"Muka lo kenapa, Neng? Kucel amat kaya cucian kotor." Ujaran itu menyapa gendang telinga gadis yang tengah dilanda gundah.
Sooleha menoleh lantas mendengkus kesal. Dia sedang duduk di trotoar sekitaran pasar induk Tanah Eyang. Junedi, tangan kanan Sooleha menghampiri bersama dua ajudannya -Apan dan Apin.
Lelaki bersurai merah dengan tato setangkai mawar di lengan kiri itu duduk di sebelah kanan Sooleha. Sementara Apan dan Apin hanya berdiri saja. Apan dan Apin bukan saudara kembar. Apan bernama asli Didik sedangkan Apin memiliki nama lahir Doni. Mereka diberi julukan Apan dan Apin hanya karena keduanya sama-sama tidak memiliki rambut.
"Kenapa? Geng Kapak Pelangi bikin kacau lagi?" terka Junedi.
Sooleha menggeleng. "Bukan, Bang. Hati Leha yang kacau."
Sepanjang sejarah karir Sooleha memimpin Persatuan Sobat Santuy, baru kali ini dia berbicara soal hati. Junedi jadi was-was. Dia mengepalkan kedua tangan, bersiap menghajar siapa saja yang berani membuat atasannya ambyar.
"Bilang sama Abang, siapa yang bikin Neng sakit hati?!"
Apan dan Apin pun mengambil ancang-ancang. Tidak butuh pasukan untuk menghabisi siapa pun lelaki itu, mereka berdua saja sudah cukup.
Sooleha mengembus napas perlahan. Dia senang diperhatikan seperti itu, ketika keluarganya mengabaikan. Nanti Sooleha akan berterima kasih kepada Kakek Sadeli yang sudah mewariskan kepemimpinan padanya.
Dulu sekali, keamanan di wilayah pasar tersebut dijabat oleh Kakek Sadeli. Beliau amat disegani oleh para jawara. Kemudian ketika merasa usia semakin renta, Kakek Sadeli mencari pengganti. Daeri yang semula ditunjuknya, ditolak massa. Daeri itu terlalu penyayang dan pemaaf terhadap sesama. Tidak bisa kalau harus menghadapi begundal-begundal dari kelompok lain dan menjaga keamanan Tanah Eyang.
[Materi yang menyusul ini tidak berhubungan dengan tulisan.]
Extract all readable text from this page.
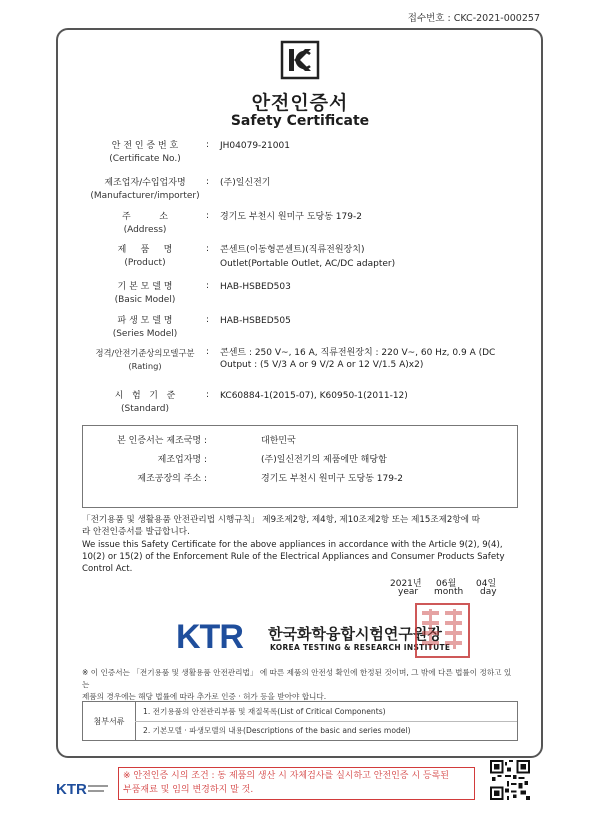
접수번호 : CKC-2021-000257
안전인증서
Safety Certificate
안 전 인 증 번 호
(Certificate No.)
: JH04079-21001
제조업자/수입업자명
(Manufacturer/importer)
: (주)일신전기
주          소
(Address)
: 경기도 부천시 원미구 도당동 179-2
제     품     명
(Product)
: 콘센트(이동형콘센트)(직류전원장치)
Outlet(Portable Outlet, AC/DC adapter)
기 본 모 델 명
(Basic Model)
: HAB-HSBED503
파 생 모 델 명
(Series Model)
: HAB-HSBED505
정격/안전기준상의모델구분
(Rating)
: 콘센트 : 250 V~, 16 A, 직류전원장치 : 220 V~, 60 Hz, 0.9 A (DC
Output : (5 V/3 A or 9 V/2 A or 12 V/1.5 A)x2)
시   험   기   준
(Standard)
: KC60884-1(2015-07), K60950-1(2011-12)
본 인증서는 제조국명 :	대한민국
제조업자명 :	(주)일신전기의 제품에만 해당함
제조공장의 주소 :	경기도 부천시 원미구 도당동 179-2
「전기용품 및 생활용품 안전관리법 시행규칙」 제9조제2항, 제4항, 제10조제2항 또는 제15조제2항에 따
라 안전인증서를 발급합니다.
We issue this Safety Certificate for the above appliances in accordance with the Article 9(2), 9(4),
10(2) or 15(2) of the Enforcement Rule of the Electrical Appliances and Consumer Products Safety
Control Act.
2021년 06월 04일
year month day
KTR 한국화학융합시험연구원장
KOREA TESTING & RESEARCH INSTITUTE
※ 이 인증서는 「전기용품 및 생활용품 안전관리법」 에 따른 제품의 안전성 확인에 한정된 것이며, 그 밖에 다른 법률이 정하고 있는
제품의 경우에는 해당 법률에 따라 추가로 인증 · 허가 등을 받아야 합니다.
첨부서류
1. 전기용품의 안전관리부품 및 재질목록(List of Critical Components)
2. 기본모델 · 파생모델의 내용(Descriptions of the basic and series model)
※ 안전인증 시의 조건 : 동 제품의 생산 시 자체검사를 실시하고 안전인증 시 등록된
부품재료 및 임의 변경하지 말 것.
KTR
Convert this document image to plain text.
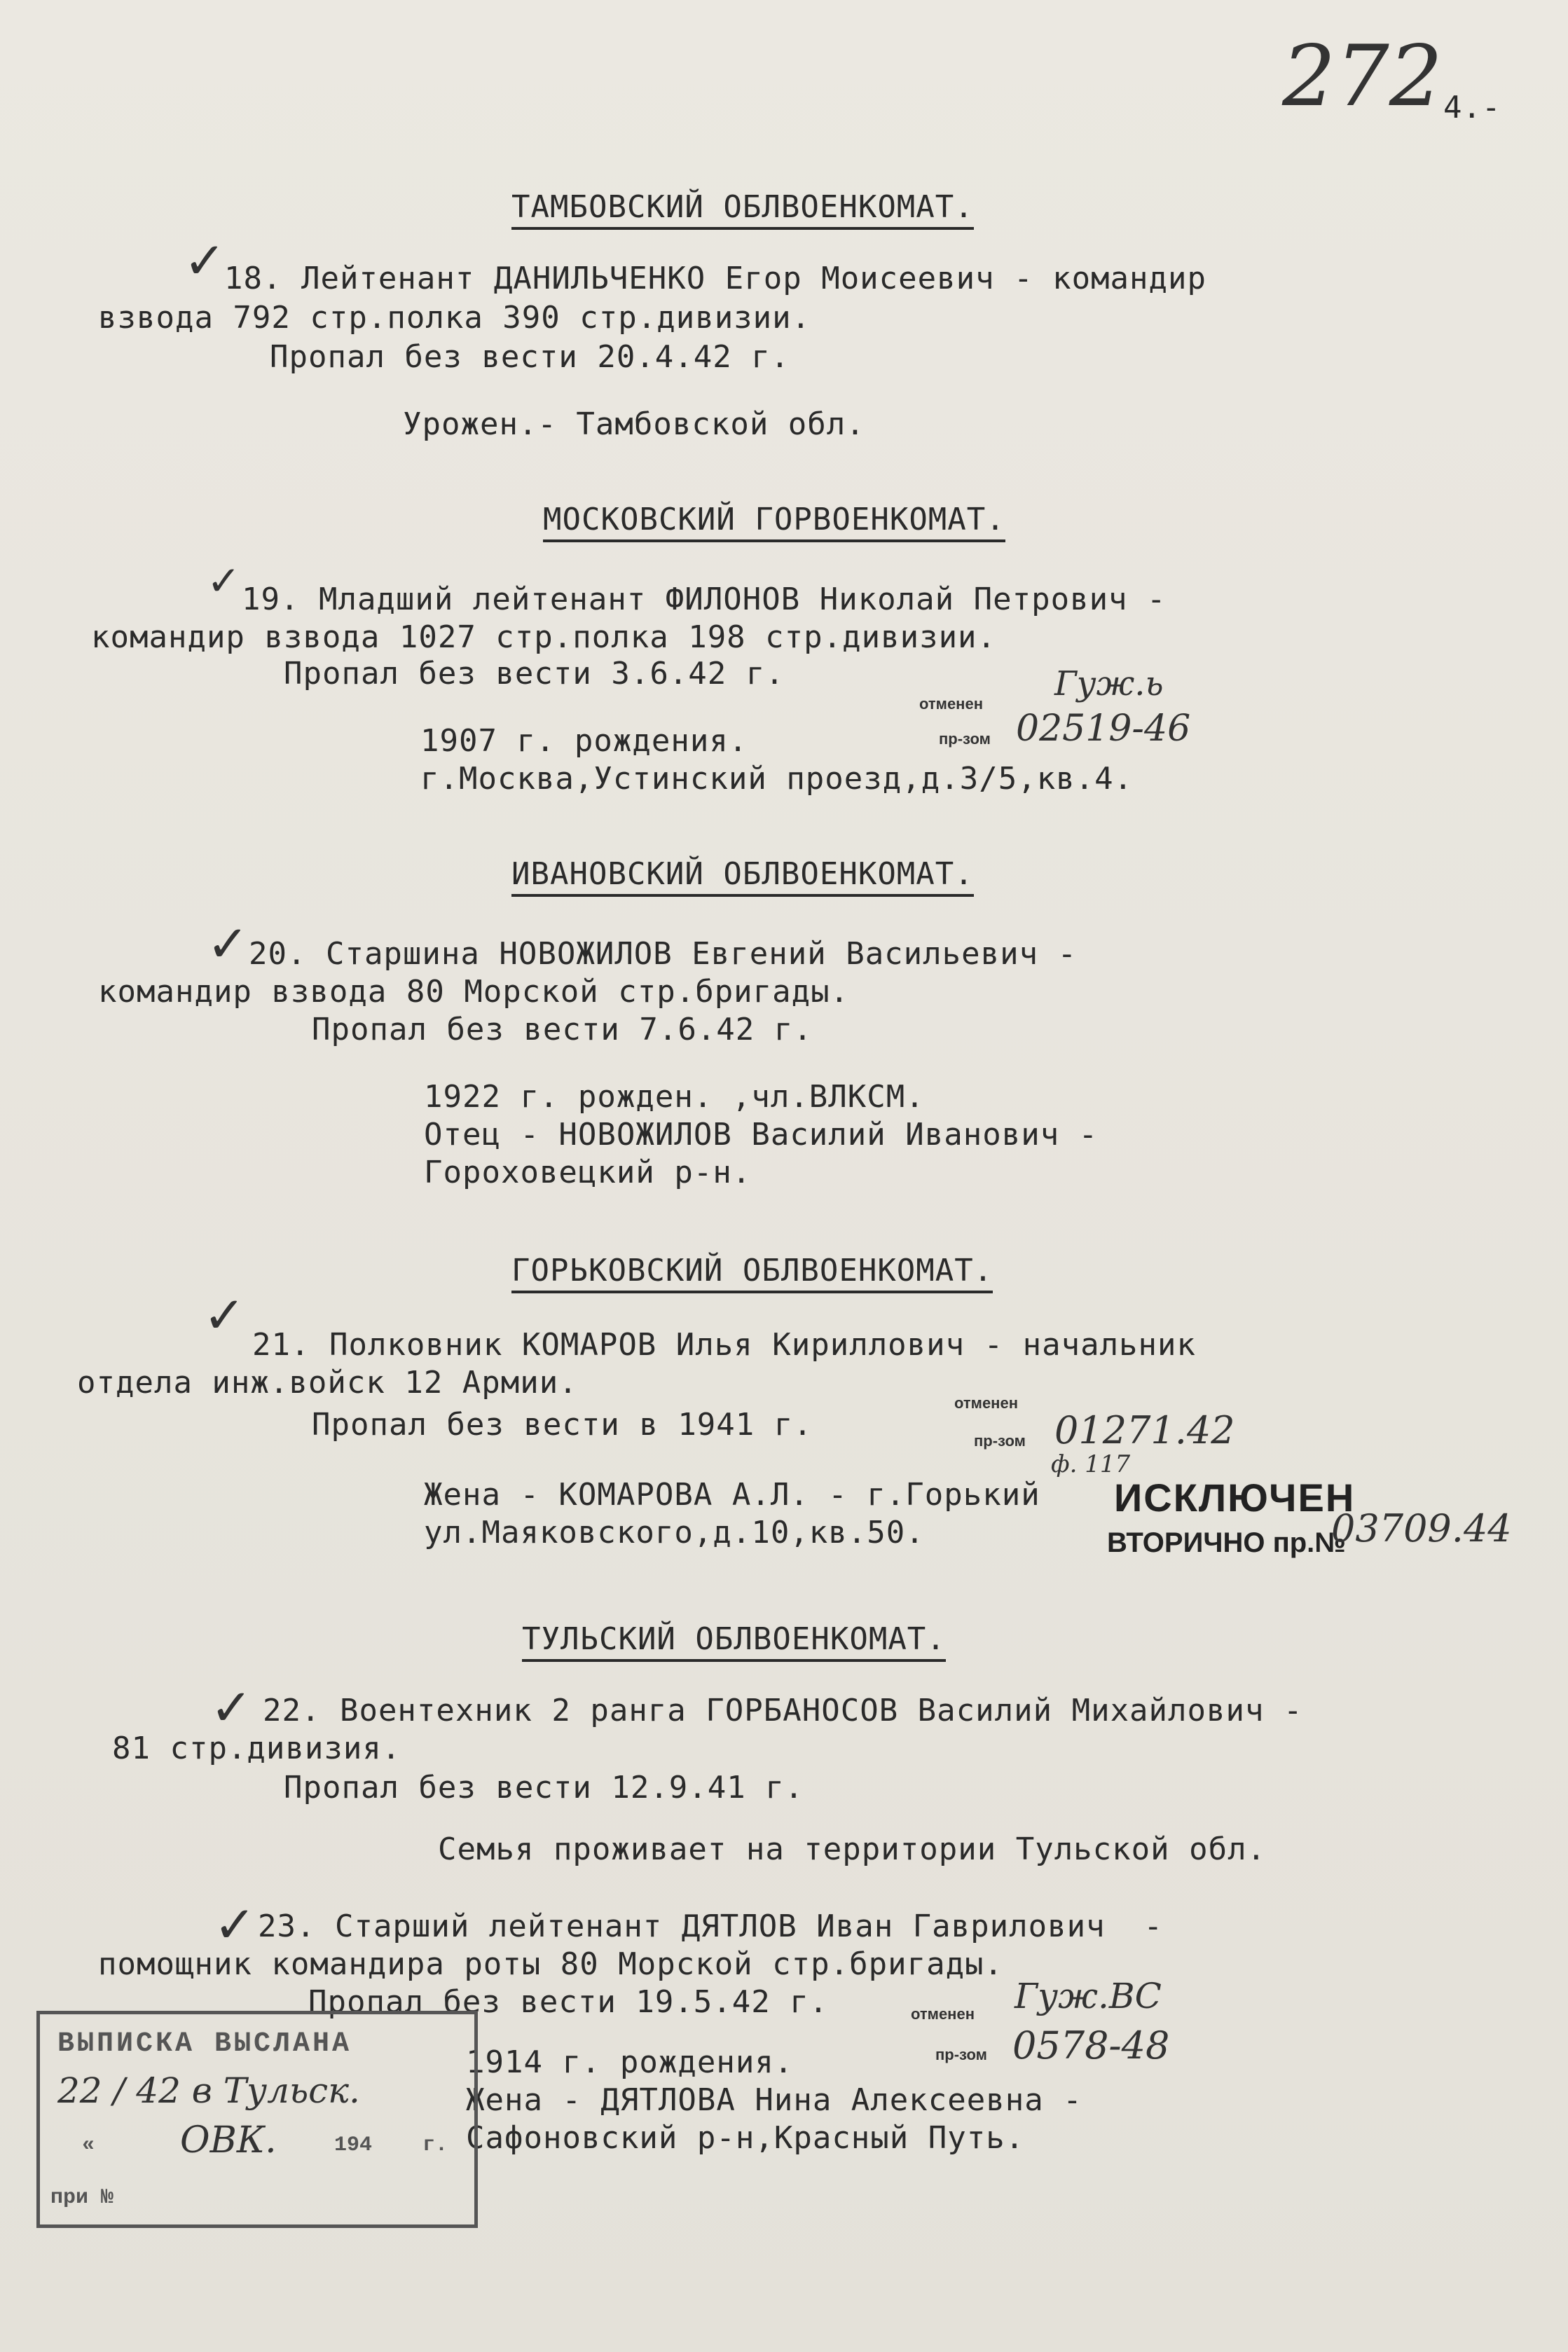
272 4.-
ТАМБОВСКИЙ ОБЛВОЕНКОМАТ.
✓
18. Лейтенант ДАНИЛЬЧЕНКО Егор Моисеевич - командир
взвода 792 стр.полка 390 стр.дивизии.
Пропал без вести 20.4.42 г.
Урожен.- Тамбовской обл.
МОСКОВСКИЙ ГОРВОЕНКОМАТ.
✓ 19. Младший лейтенант ФИЛОНОВ Николай Петрович -
командир взвода 1027 стр.полка 198 стр.дивизии.
Пропал без вести 3.6.42 г.	Гуж.ь
отменен
пр-зом 02519-46
1907 г. рождения.
г.Москва,Устинский проезд,д.3/5,кв.4.
ИВАНОВСКИЙ ОБЛВОЕНКОМАТ.
✓ 20. Старшина НОВОЖИЛОВ Евгений Васильевич -
командир взвода 80 Морской стр.бригады.
Пропал без вести 7.6.42 г.
1922 г. рожден. ,чл.ВЛКСМ.
Отец - НОВОЖИЛОВ Василий Иванович -
Гороховецкий р-н.
ГОРЬКОВСКИЙ ОБЛВОЕНКОМАТ.
✓
21. Полковник КОМАРОВ Илья Кириллович - начальник
отдела инж.войск 12 Армии.
Пропал без вести в 1941 г.
отменен
пр-зом 01271.42
ф. 117
Жена - КОМАРОВА А.Л. - г.Горький
ул.Маяковского,д.10,кв.50.
ИСКЛЮЧЕН
ВТОРИЧНО пр.№
03709.44
ТУЛЬСКИЙ ОБЛВОЕНКОМАТ.
✓ 22. Воентехник 2 ранга ГОРБАНОСОВ Василий Михайлович -
81 стр.дивизия.
Пропал без вести 12.9.41 г.
Семья проживает на территории Тульской обл.
✓ 23. Старший лейтенант ДЯТЛОВ Иван Гаврилович  -
помощник командира роты 80 Морской стр.бригады.
Пропал без вести 19.5.42 г.	Гуж.ВС
отменен
пр-зом 0578-48
1914 г. рождения.
Жена - ДЯТЛОВА Нина Алексеевна -
Сафоновский р-н,Красный Путь.
ВЫПИСКА ВЫСЛАНА
22 / 42 в Тульск.
« ОВК.	194    г.
при №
Alhasil, Sooleha menawarkan diri. Pasalnya sejak duduk di bangku SMP, Sooleha memang sudah bergaul dengan para bawahan Kakek Sadeli. Bahkan terlihat sekali jiwa kepemimpinan bocah perempuan tersebut.
"Hati Leha enggak sakit, Bang. Cuma kacau," tukas Sooleha.
Junedi menggaruk tengkuk. Apa bedanya? Dia tidak mengerti.
Ah, perempuan memang sulit dimengerti.
"Pasti soal Neng mau dikawinin sama anaknya lurah sebelah 'kan?" celetuk Apan menduga, ternyata dia lebih up to date dibanding Junedi.
Salahkan saja Junedi yang terlalu sibuk mengurusi kebucinan sendiri kepada calon istri, sampai-sampai dia tidak mengetahui trending topic di Kota Eksoluksien.
"Au ah, capek. Mau jadi gedebok pisang aja." Sooleha manyun. Dia benar-benar muak mengingat perjodohan itu. Ingin terbebas, tetapi tidak tahu bagaimana caranya.
Namun, bibir manyun Sooleha berubah seketika kala melihat sang pujaan hati berjalan ke arahnya. Senyum manis segera terbit, dia pun lantas bangkit.
"Pagi semua." Sehan selalu ramah menyapa, itulah mengapa Sooleha menjadi semakin jatuh cinta.
"Pagi …" sahut Sooleha, "... sayang," imbuhnya berbisik.
Sehan hanya menyapa singkat diiringi senyum hangat, tetapi begitu saja sudah membuat jantung Sooleha berdegup hebat. Apalagi kalau nanti Sehan menyatakan cinta kepadanya. Duh, bisa-bisa Sooleha pingsan di tempat.
Membayangkan setiap pagi saat membuka mata, hal pertama yang dilihat Sooleha adalah wajah tampan Sehan dengan senyum menawan juga sapaan lembut disertai kecupan. Apa tidak indah?